When I started really digging into some of the other popular nosql solutions to expand my benchmarks it became apparent that most of these tools have fairly well defined API’s for Ruby, however in general the API’s for perl in some cases may not exist at all or are rather immature at this point. So I decided to rewrite my initial benchmark suite in Perl. With the help of my co-presenter for this talk ( Yves ) we are writing a tool that will hopefully be able to test the same basic tests against a wide variety of solutions. Currently I have tests written for Tyrant, Memcached, Cassandra, and MySQL. We will be expanding these tests to include Redis and MongoDB for sure (Maybe NDB) … beyond that I am not 100% sure. The challenge is going to be writing code that not only tests basic features, but also can test the advanced features of these solutions. After all a simple PK lookup can be done on all of these solutions, but that’s not necessarily the bread and butter of a solution like MongoDB or even Cassandra. Its the extra features that make these more compelling. We will be releasing the code when its ready.
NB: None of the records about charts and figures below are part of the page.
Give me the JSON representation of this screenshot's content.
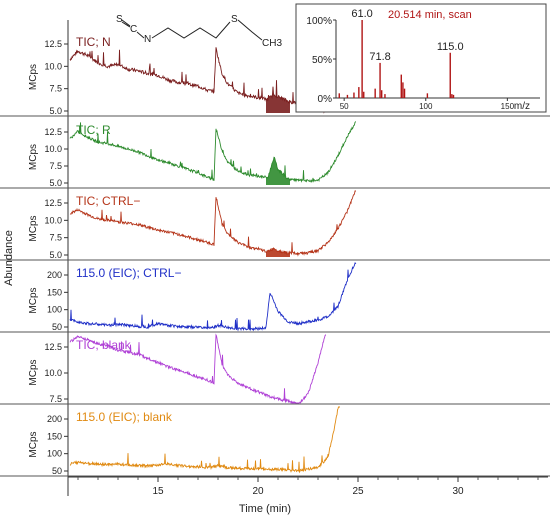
{
  "figure": {
    "y_axis_label": "Abundance",
    "x_axis_label": "Time (min)",
    "structure_labels": {
      "S": "S",
      "C": "C",
      "N": "N",
      "S2": "S",
      "CH3": "CH3"
    }
  },
  "chart_data": [
    {
      "type": "line",
      "title": "TIC; N",
      "color": "#7a1f1f",
      "ylabel": "MCps",
      "y_ticks": [
        "12.5",
        "10.0",
        "7.5",
        "5.0"
      ],
      "x_range": [
        10.5,
        34.5
      ],
      "peak_fill_window": [
        20.4,
        21.6
      ],
      "series": [
        {
          "x": [
            10.6,
            11,
            11.5,
            12,
            12.5,
            13,
            13.5,
            14,
            14.5,
            15,
            15.5,
            16,
            16.5,
            17,
            17.5,
            17.8,
            17.9,
            18.2,
            18.5,
            19,
            19.5,
            20,
            20.5,
            20.8,
            21,
            21.5,
            22,
            22.5,
            23,
            23.4
          ],
          "y": [
            10.8,
            11.7,
            11.2,
            10.4,
            10.0,
            10.2,
            9.7,
            9.5,
            9.2,
            9.0,
            8.5,
            8.2,
            8.0,
            7.8,
            7.3,
            7.2,
            12.0,
            9.2,
            8.0,
            7.0,
            6.7,
            6.5,
            6.3,
            6.9,
            6.6,
            6.1,
            5.8,
            5.5,
            5.2,
            5.0
          ]
        }
      ]
    },
    {
      "type": "line",
      "title": "TIC; R",
      "color": "#2e8b2e",
      "ylabel": "MCps",
      "y_ticks": [
        "12.5",
        "10.0",
        "7.5",
        "5.0"
      ],
      "x_range": [
        10.5,
        34.5
      ],
      "peak_fill_window": [
        20.4,
        21.6
      ],
      "series": [
        {
          "x": [
            10.6,
            11,
            11.5,
            12,
            12.5,
            13,
            13.5,
            14,
            14.5,
            15,
            15.5,
            16,
            16.5,
            17,
            17.5,
            17.8,
            17.9,
            18.2,
            18.5,
            19,
            19.5,
            20,
            20.5,
            20.8,
            21,
            21.5,
            22,
            22.5,
            23,
            23.5,
            24,
            24.5,
            24.9
          ],
          "y": [
            11.5,
            12.6,
            11.7,
            11.0,
            10.8,
            10.4,
            10.0,
            9.6,
            9.0,
            8.3,
            8.0,
            7.5,
            7.0,
            6.5,
            5.8,
            5.5,
            13.0,
            9.8,
            8.0,
            6.8,
            6.2,
            6.0,
            5.8,
            8.8,
            7.0,
            5.6,
            5.4,
            5.3,
            5.4,
            6.5,
            9.0,
            12.0,
            14.0
          ]
        }
      ]
    },
    {
      "type": "line",
      "title": "TIC; CTRL−",
      "color": "#b5351a",
      "ylabel": "MCps",
      "y_ticks": [
        "12.5",
        "10.0",
        "7.5",
        "5.0"
      ],
      "x_range": [
        10.5,
        34.5
      ],
      "peak_fill_window": [
        20.4,
        21.6
      ],
      "series": [
        {
          "x": [
            10.6,
            11,
            11.5,
            12,
            12.5,
            13,
            13.5,
            14,
            14.5,
            15,
            15.5,
            16,
            16.5,
            17,
            17.5,
            17.8,
            17.9,
            18.2,
            18.5,
            19,
            19.5,
            20,
            20.5,
            20.8,
            21,
            21.5,
            22,
            22.5,
            23,
            23.5,
            24,
            24.5,
            24.9
          ],
          "y": [
            11.0,
            11.5,
            10.8,
            10.2,
            10.0,
            9.8,
            9.6,
            9.4,
            9.0,
            8.6,
            8.3,
            8.0,
            7.6,
            7.2,
            6.8,
            6.5,
            13.5,
            9.5,
            8.0,
            6.8,
            6.2,
            5.8,
            5.5,
            6.0,
            5.6,
            5.3,
            5.2,
            5.3,
            5.6,
            6.8,
            8.8,
            11.5,
            14.5
          ]
        }
      ]
    },
    {
      "type": "line",
      "title": "115.0 (EIC); CTRL−",
      "color": "#1f2fc7",
      "ylabel": "MCps",
      "y_ticks": [
        "200",
        "150",
        "100",
        "50"
      ],
      "x_range": [
        10.5,
        34.5
      ],
      "series": [
        {
          "x": [
            10.6,
            11,
            11.5,
            12,
            12.5,
            13,
            13.5,
            14,
            14.5,
            15,
            15.5,
            16,
            16.5,
            17,
            17.5,
            17.8,
            18,
            18.5,
            19,
            19.5,
            20,
            20.4,
            20.6,
            21,
            21.5,
            22,
            22.5,
            23,
            23.5,
            24,
            24.5,
            24.9
          ],
          "y": [
            70,
            65,
            60,
            58,
            55,
            58,
            55,
            52,
            50,
            60,
            55,
            52,
            50,
            50,
            48,
            48,
            55,
            48,
            45,
            45,
            45,
            48,
            150,
            95,
            65,
            60,
            65,
            70,
            80,
            110,
            190,
            240
          ]
        }
      ]
    },
    {
      "type": "line",
      "title": "TIC; blank",
      "color": "#b042d6",
      "ylabel": "MCps",
      "y_ticks": [
        "12.5",
        "10.0",
        "7.5"
      ],
      "x_range": [
        10.5,
        34.5
      ],
      "series": [
        {
          "x": [
            10.6,
            11,
            11.5,
            12,
            12.5,
            13,
            13.5,
            14,
            14.5,
            15,
            15.5,
            16,
            16.5,
            17,
            17.5,
            17.8,
            17.9,
            18.2,
            18.5,
            19,
            19.5,
            20,
            20.5,
            21,
            21.5,
            22,
            22.5,
            23,
            23.4
          ],
          "y": [
            13.0,
            13.5,
            13.2,
            12.8,
            12.6,
            12.2,
            12.0,
            11.8,
            11.4,
            11.0,
            10.6,
            10.3,
            10.0,
            9.6,
            9.3,
            9.0,
            13.8,
            10.8,
            9.8,
            9.0,
            8.6,
            8.2,
            7.8,
            7.5,
            7.3,
            7.0,
            8.0,
            11.0,
            14.0
          ]
        }
      ]
    },
    {
      "type": "line",
      "title": "115.0 (EIC); blank",
      "color": "#e08a12",
      "ylabel": "MCps",
      "y_ticks": [
        "200",
        "150",
        "100",
        "50"
      ],
      "x_range": [
        10.5,
        34.5
      ],
      "series": [
        {
          "x": [
            10.6,
            11,
            11.5,
            12,
            12.5,
            13,
            13.5,
            14,
            14.5,
            15,
            15.5,
            16,
            16.5,
            17,
            17.5,
            17.8,
            18,
            18.5,
            19,
            19.5,
            20,
            20.5,
            21,
            21.5,
            22,
            22.5,
            23,
            23.5,
            23.8,
            24.1
          ],
          "y": [
            70,
            75,
            72,
            70,
            68,
            70,
            68,
            66,
            65,
            68,
            70,
            66,
            64,
            62,
            60,
            62,
            65,
            60,
            58,
            57,
            56,
            55,
            55,
            52,
            50,
            55,
            60,
            90,
            170,
            260
          ]
        }
      ]
    },
    {
      "type": "bar",
      "title": "20.514 min, scan",
      "color": "#b01414",
      "xlabel": "m/z",
      "x_ticks": [
        "50",
        "100",
        "150"
      ],
      "y_ticks": [
        "100%",
        "50%",
        "0%"
      ],
      "x_range": [
        45,
        170
      ],
      "y_range": [
        0,
        100
      ],
      "peak_labels": [
        "61.0",
        "71.8",
        "115.0"
      ],
      "bars": [
        {
          "mz": 47,
          "rel": 6
        },
        {
          "mz": 52,
          "rel": 4
        },
        {
          "mz": 56,
          "rel": 7
        },
        {
          "mz": 59,
          "rel": 14
        },
        {
          "mz": 61,
          "rel": 100
        },
        {
          "mz": 62,
          "rel": 8
        },
        {
          "mz": 69,
          "rel": 12
        },
        {
          "mz": 72,
          "rel": 45
        },
        {
          "mz": 73,
          "rel": 10
        },
        {
          "mz": 75,
          "rel": 5
        },
        {
          "mz": 85,
          "rel": 30
        },
        {
          "mz": 86,
          "rel": 20
        },
        {
          "mz": 87,
          "rel": 12
        },
        {
          "mz": 101,
          "rel": 6
        },
        {
          "mz": 115,
          "rel": 58
        },
        {
          "mz": 116,
          "rel": 5
        },
        {
          "mz": 117,
          "rel": 4
        }
      ]
    }
  ],
  "x_axis": {
    "ticks": [
      "15",
      "20",
      "25",
      "30"
    ],
    "tick_values": [
      15,
      20,
      25,
      30
    ]
  }
}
I have not started my more exhaustive benchmarks yet… as I am still writing parts of the benchmark, but I have been running a few benchmarks. I generally hate publishing or mentioning results until I have taken the time to analyse them and ensure I did not miss anything, but what the hell. In a very short read only test, using PK based lookups to compare Innodb -vs- cassandra -vs- memcached ( a really small data set that should easily fit into memory on both on my laptop **single node **) I end up averaging ~1.2K reads per second from Cassandra, ~ 4K reads per second from Innodb, and ~ 17K reads per second in memcached. Now as I setup more benchmarks I will test multi-node performance, tune the configs for the workload, etc… but it is interesting to see the early performance difference.